Elsevier

Pattern Recognition Letters

Volume 159, July 2022, Pages 204-210
Pattern Recognition Letters

Bi-discriminator GAN for tabular data synthesis

https://doi.org/10.1016/j.patrec.2022.05.023Get rights and content

Highlights

  • Developing a novel data preprocessing scheme using Chi-squared function.

  • Proposing a new conditional term for the generator network in a GAN setup.

  • Implementing a bi-discriminator GAN for stable training.

  • Designing straightforward architectures for generator and discriminator networks.

Abstract

This paper introduces a bi-discriminator GAN for synthesizing tabular datasets containing continuous, binary, and discrete columns. Our proposed approach employs an adapted preprocessing scheme and a novel conditional term using the χβ2 distribution for the generator network to more effectively capture the input sample distributions. Additionally, we implement straightforward yet effective architectures for discriminator networks aiming at providing more discriminative gradient information to the generator. Our experimental results on four benchmarking public datasets corroborates the superior performance of our GAN both in terms of likelihood fitness metric and machine learning efficacy.

Introduction

Tabular data is among the most common modalities which has been widely used for maintaining massive databases of financial institutions, insurance corporations, networking companies, healthcare industries, etc. [1], [2], [3], [4], [5]. These databases include immense combination of personal, confidential, and general records for every customer, client, and patient in different formats (e.g., continuous and discrete data types). Semantic patterns derivable in such records efficiently contribute to extract meaningful information for the benefit of companies in various aspects such as large-scale decision-making [6], risk management [7], long-term investment [8], fraud or unusual activity detection [9], etc.
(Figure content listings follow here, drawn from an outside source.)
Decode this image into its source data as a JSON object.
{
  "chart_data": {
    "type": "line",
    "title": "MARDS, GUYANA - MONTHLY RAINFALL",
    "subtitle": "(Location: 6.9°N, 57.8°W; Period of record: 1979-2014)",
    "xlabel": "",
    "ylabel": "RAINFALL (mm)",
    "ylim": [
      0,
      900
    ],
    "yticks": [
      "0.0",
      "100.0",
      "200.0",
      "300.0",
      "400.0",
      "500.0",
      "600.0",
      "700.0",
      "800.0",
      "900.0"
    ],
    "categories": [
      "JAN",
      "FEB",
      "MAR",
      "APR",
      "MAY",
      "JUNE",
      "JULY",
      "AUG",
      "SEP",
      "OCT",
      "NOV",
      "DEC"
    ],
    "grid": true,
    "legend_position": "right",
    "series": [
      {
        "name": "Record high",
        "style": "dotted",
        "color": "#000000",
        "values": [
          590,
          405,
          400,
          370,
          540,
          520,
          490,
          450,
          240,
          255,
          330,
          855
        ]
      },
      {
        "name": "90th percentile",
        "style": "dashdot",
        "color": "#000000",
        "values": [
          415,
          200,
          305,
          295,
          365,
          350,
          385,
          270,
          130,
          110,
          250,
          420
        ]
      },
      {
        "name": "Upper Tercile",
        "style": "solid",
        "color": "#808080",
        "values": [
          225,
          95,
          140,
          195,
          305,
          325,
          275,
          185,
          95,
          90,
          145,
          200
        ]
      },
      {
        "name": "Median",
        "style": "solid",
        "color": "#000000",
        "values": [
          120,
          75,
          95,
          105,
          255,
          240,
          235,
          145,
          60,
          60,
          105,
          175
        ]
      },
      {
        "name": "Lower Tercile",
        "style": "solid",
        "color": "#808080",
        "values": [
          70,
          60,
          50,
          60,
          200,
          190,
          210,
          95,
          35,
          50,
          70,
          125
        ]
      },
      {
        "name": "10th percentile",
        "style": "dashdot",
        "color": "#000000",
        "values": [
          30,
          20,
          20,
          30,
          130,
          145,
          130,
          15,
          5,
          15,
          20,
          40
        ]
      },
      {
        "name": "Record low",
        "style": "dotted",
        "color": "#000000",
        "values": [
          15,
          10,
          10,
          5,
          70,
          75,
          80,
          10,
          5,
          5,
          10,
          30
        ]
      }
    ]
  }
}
However, exploiting these patterns is a challenging task since tabular datasets are heterogeneous [10], [11] and they contain sparse representations of discrete and continuous records with low correlation compared to homogeneous datasets (e.g., speech, environmental audio, image, etc.) [12]. Unfortunately, extracting semantic relational patterns from heterogeneous datasets requires implementing costly data-driven algorithms [13], [14].

During the last decade and especially after the proliferation of deep learning (DL) algorithms, various cutting-edge approaches have been introduced for processing tabular datasets in different frameworks [15], [16], [17], particularly for synthesis purposes [18]. Presumably, this is due to two major applications. Firstly, complex DL algorithms configured in the generative adversarial network (GAN) [19] synthesis platforms can be used for augmenting sparse datasets with low cardinality and poor sample quality [20]. Often, this data augmentation procedure effectively triggers the semantic pattern extraction operations. Secondly, GAN-based synthesis approaches yield models capable of generating new records similar (and non-identical) to the ground-truth samples available in the original databases. The synthesized records can be used for development purposes such as extracting relational patterns [21] without publicly releasing the original dataset. This efficiently contributes to protect the privacy of people and clients whose their information is stored in the tabular datasets of companies. Our focus in this paper is on the latter application since it has been among the most demanding appeals of some large-scale financial institutions towards avoiding data leakage [22], [23]. Briefly, we make the following contributions in this paper:

  • (i)

    developing a novel data preprocessing scheme and defining a new conditional term (vector) for the generator network configured in a GAN synthesis setup,

  • (ii)

    implementing a bi-discriminator GAN for providing more gradient information to the generator network in order to improve its performance in runtime,

  • (iii)

    designing straightforward architectures for generator and discriminator networks.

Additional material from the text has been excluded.